I grew up in a small town, and one feature that seems to be consistent among them is the existence of some kind of burger joint. I’m not talking about the little Arctic Circle or A&W’s that you can still find up and down the coast or out in the eastern part of the state … but the little independent places that somehow just make the food taste better because of the (perhaps pretend) nostalgia that you can soak up while you linger over your meal. It’s like traveling back into time, leaving the modern trend of ‘little plates’ and shiny minimalism behind.
I never met a guy at a malt shop as a teeny bopper, never actually lived the drive-in teen-age hangout lifestyle.
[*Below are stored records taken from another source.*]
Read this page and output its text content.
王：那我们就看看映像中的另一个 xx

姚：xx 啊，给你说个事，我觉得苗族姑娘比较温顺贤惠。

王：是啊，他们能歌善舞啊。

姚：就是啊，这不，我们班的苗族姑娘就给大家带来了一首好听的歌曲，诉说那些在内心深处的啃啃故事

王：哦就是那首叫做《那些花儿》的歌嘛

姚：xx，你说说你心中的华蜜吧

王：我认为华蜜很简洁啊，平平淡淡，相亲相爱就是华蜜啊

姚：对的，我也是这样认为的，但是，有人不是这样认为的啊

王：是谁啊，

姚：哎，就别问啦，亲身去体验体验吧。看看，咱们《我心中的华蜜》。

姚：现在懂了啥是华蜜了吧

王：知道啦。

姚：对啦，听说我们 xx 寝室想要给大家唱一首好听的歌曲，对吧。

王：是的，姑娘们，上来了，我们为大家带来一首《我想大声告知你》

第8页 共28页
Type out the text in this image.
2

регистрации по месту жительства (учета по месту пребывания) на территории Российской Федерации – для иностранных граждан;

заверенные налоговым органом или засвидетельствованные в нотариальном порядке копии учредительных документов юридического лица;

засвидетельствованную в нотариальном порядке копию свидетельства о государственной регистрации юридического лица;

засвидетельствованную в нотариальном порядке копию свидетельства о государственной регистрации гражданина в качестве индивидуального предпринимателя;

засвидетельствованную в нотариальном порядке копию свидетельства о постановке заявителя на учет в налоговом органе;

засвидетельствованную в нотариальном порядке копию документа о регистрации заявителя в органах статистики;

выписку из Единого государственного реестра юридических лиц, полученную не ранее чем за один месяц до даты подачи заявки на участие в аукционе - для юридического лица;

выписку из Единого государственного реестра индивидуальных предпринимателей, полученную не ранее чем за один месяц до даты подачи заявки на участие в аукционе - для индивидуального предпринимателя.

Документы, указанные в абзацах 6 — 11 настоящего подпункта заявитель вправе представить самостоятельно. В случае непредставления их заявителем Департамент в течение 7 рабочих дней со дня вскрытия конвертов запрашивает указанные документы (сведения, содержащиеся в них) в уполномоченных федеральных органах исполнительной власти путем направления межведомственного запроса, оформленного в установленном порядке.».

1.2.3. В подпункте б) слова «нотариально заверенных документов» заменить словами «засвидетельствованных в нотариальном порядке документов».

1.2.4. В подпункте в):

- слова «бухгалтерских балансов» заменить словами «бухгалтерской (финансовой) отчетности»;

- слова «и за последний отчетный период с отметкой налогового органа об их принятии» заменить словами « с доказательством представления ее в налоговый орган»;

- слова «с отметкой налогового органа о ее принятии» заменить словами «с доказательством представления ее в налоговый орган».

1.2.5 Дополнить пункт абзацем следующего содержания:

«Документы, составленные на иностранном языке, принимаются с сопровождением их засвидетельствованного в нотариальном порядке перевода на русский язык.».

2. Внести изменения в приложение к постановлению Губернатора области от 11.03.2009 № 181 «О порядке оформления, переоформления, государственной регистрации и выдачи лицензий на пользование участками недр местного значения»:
But growing up I was saturated in the 1950′s nostalgia wave – starting with the re-runs of the Mickey Mouse Club and Annette Funicello, the Happy Days tv series, all the old re-runs of Leave it to Beaver with these strange families with stay-at-home moms AND sometimes live in maids.
So when I moved to Camas, WA several years ago, I was just enchanted by the local burger joint, Top Burger Drive In. Mind you, it’s not a drive-UP … but a bona-fide, new-fangled almost drive IN. I could just imagine it on a warm summer night, well, a summer night anyway, maybe not warm – cars with kids in the parking lot, roller skated waitresses bringing out burgers and fries and cokes.
Now, you don’t drive up, place your order and drive out again 45 seconds later with your grub. You leave your car there in the window and wait for them to cook your food. Sometimes, if the line is four deep, they might have you pull into the parking lot for a spell. My boys and I always get the seasoned fries … heavenly.
Inside, there are photos of the building when it was new. You can get hand-scooped ice cream from a tub in the cooler, or you can get the soft stuff from the machine. I think they even have chocolate dip for the soft cones. There are flavored candy sticks – the straight candy cane style, with different flavors that you can suck on until they make a sharp point at the end.
There are booths, black and white checkered floors … and even if it is new, even if it wasn’t there when your grandparent’s were teens, is sure FEELS like it was.
In the summer the kids sit outside on the picnic tables, eating their ice-cream cones and being cool. The old high school used to be down the street, before they build the new one and then a new elementary school and now the town seems quieter, the kids are mostly bussed out to the new developments to the west, to their new schools. I imagine the business has slowed, now that the area boasts a Five Guy’s, a Sonic, and a Wendy’s within three miles.
Personally, I like to be in a place that doesn’t feel like the attempt to look old school is forced. They don’t have to try - they ARE old school. I like the food – it takes awhile, you have to sit down and visit while you wait for your ‘fast’ food. There aren’t any video games or bells and whistles to distract, no kids on skates rolling out to the cars.
Another place I only recently found is in another neighborhood entirely, in a most unlikely place. Skyline Burgers sits out in the middle of nowhere, up on top of Skyline Boulevard in Portland’s west hills, with not much else around it at all. You don’t see very many houses as you drive around, they’re mostly set back in among the trees amid long driveways the hill dwellers seem to like. Pammy showed me this place, we met there for lunch one day last spring, and now I look for reasons to drive over that way to stop by. I had the same feeling, that this was a place that had once been kind of hopping, but that now was competing with… well, there’s not much else up there but I imagine they mostly just get the locals because there is no other reason to drive up that hill, except to get over it to see what you can see maybe. Although it always is busy and full of diners when I’ve been there.
They make milkshakes out of pie. That right there should convince you to make the drive up Skyline and go check them out. But they also make really good sandwiches and burgers.
You can tell they’re invested in the community – even though it’s hardly a small town, rather a neighborhood. Kid’s drawings cover the walls. Every time I’ve been there it’s been packed. It’s the kind of place you come home to, I guess.
Burgers are great – I prefer the whole lettuce to the shredded (per the Top Burger), but that’s just my taste. They also serve salads, chili, soups … just a nice cozy diner … out in the middle of nothing.